The Strategic Advantages of Depreciation for Investors

1. Enhanced Cash Flow: Accelerated depreciation allows investors to reduce their tax burden in the early years of property ownership. This frees up capital for further investments or property improvements. 

2. Offset for Initial Expenses: The increased deductions help balance the often substantial costs of acquiring and initially operating a new property. 

3. Customized Depreciation Strategies: Cost segregation studies allow companies to tailor depreciation strategies to align with specific financial goals and investment timelines. 

4. Leveraging Time Value of Money: By claiming larger tax deductions earlier, investors can take advantage of the time value of money principle, potentially increasing the overall return on investment. 

Depreciation as a Key to Investment Success  

Depreciation isn't an accounting trick. It's a powerful tool that dramatically boosts real estate investment returns.

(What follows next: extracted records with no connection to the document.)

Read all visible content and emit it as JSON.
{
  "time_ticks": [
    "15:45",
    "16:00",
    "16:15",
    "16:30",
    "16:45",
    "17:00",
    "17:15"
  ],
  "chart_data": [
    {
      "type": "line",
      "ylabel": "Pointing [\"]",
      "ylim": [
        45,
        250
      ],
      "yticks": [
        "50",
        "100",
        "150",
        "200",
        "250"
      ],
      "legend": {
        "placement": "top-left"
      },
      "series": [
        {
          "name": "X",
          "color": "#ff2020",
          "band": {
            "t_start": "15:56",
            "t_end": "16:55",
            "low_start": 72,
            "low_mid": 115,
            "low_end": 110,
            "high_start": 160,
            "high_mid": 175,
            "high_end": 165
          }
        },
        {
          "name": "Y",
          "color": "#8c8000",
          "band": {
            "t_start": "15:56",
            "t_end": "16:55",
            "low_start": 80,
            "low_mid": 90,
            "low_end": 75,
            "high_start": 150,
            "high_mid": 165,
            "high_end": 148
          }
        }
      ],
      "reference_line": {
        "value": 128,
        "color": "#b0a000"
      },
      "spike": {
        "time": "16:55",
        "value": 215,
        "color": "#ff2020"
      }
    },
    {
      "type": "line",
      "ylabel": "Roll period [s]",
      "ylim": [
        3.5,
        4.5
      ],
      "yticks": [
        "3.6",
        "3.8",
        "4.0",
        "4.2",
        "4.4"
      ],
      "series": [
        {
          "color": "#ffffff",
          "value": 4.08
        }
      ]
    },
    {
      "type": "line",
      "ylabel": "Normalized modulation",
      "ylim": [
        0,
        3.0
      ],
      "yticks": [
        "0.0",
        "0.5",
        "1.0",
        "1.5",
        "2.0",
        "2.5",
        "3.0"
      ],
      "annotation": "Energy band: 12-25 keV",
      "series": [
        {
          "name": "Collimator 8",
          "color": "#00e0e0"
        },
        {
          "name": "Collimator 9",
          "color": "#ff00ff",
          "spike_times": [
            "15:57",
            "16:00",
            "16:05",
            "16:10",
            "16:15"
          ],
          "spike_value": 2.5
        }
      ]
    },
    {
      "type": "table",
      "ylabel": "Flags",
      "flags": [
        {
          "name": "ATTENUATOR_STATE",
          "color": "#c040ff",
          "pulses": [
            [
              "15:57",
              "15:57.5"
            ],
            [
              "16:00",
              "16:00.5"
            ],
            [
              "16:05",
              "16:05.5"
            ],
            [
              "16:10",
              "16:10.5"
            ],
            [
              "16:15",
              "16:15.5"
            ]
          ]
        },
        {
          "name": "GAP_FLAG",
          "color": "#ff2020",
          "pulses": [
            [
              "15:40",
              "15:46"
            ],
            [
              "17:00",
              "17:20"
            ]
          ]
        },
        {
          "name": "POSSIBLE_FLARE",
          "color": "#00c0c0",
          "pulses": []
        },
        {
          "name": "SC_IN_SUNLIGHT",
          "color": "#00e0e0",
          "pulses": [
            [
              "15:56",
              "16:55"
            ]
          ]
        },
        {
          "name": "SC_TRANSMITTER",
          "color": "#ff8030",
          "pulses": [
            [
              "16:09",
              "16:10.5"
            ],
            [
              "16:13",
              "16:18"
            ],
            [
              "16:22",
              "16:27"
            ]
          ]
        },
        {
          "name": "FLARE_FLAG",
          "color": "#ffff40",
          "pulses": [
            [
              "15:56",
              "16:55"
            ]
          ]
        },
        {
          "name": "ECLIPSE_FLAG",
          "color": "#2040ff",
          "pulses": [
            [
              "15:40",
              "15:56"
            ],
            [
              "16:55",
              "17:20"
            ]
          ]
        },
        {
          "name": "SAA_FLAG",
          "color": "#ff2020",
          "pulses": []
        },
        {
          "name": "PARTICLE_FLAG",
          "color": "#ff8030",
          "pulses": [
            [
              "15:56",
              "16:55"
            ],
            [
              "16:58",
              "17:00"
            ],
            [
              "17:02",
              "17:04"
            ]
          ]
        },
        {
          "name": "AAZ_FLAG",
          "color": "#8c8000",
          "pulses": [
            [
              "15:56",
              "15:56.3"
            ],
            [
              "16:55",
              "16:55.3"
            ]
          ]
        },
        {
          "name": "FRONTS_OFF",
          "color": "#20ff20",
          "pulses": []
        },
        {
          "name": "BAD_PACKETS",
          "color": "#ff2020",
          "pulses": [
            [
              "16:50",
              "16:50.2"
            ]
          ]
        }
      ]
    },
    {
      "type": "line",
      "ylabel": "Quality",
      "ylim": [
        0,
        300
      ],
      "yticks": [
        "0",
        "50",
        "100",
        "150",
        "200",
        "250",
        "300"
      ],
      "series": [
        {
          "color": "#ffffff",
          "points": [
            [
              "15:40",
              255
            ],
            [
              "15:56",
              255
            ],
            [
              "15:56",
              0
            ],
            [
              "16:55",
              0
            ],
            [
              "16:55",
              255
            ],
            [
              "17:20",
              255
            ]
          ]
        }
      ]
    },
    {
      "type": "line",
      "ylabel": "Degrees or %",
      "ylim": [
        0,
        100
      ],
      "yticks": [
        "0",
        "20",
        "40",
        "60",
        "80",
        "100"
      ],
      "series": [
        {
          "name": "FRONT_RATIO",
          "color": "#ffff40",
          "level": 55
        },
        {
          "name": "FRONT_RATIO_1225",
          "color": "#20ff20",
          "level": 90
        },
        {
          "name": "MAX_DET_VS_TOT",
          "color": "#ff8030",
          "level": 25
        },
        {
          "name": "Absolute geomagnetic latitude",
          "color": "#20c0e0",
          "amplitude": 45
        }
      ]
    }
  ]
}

By thoroughly understanding and appropriately applying these concepts, investors can enhance their after-tax returns and improve their investment performance.

Depreciation strategies can transform a property's natural aging into a large financial advantage. As such, mastering the intricacies of depreciation is not a suggestion but a priority for any serious real estate investor looking to optimize their portfolio's performance.

In the competitive landscape of real estate investment, it's about selecting the right properties and maximizing each investment's financial benefits. Depreciation strategies offer a legal and effective means to achieve this goal, potentially leading to enhanced profitability and long-term investment success.

Now that you understand depreciation and accelerated depreciation in retail real estate analyze whether the firms you are considering partnering with will utilize this tax benefit effectively.

You can do this through independent research, asking previous investors with the firms, and during meetings with investor relations representatives. Don’t rush through this process; take the time to evaluate your potential investing partners thoroughly. 

Good things take time, and choosing a retail investing firm that correctly uses depreciation is a very good thing.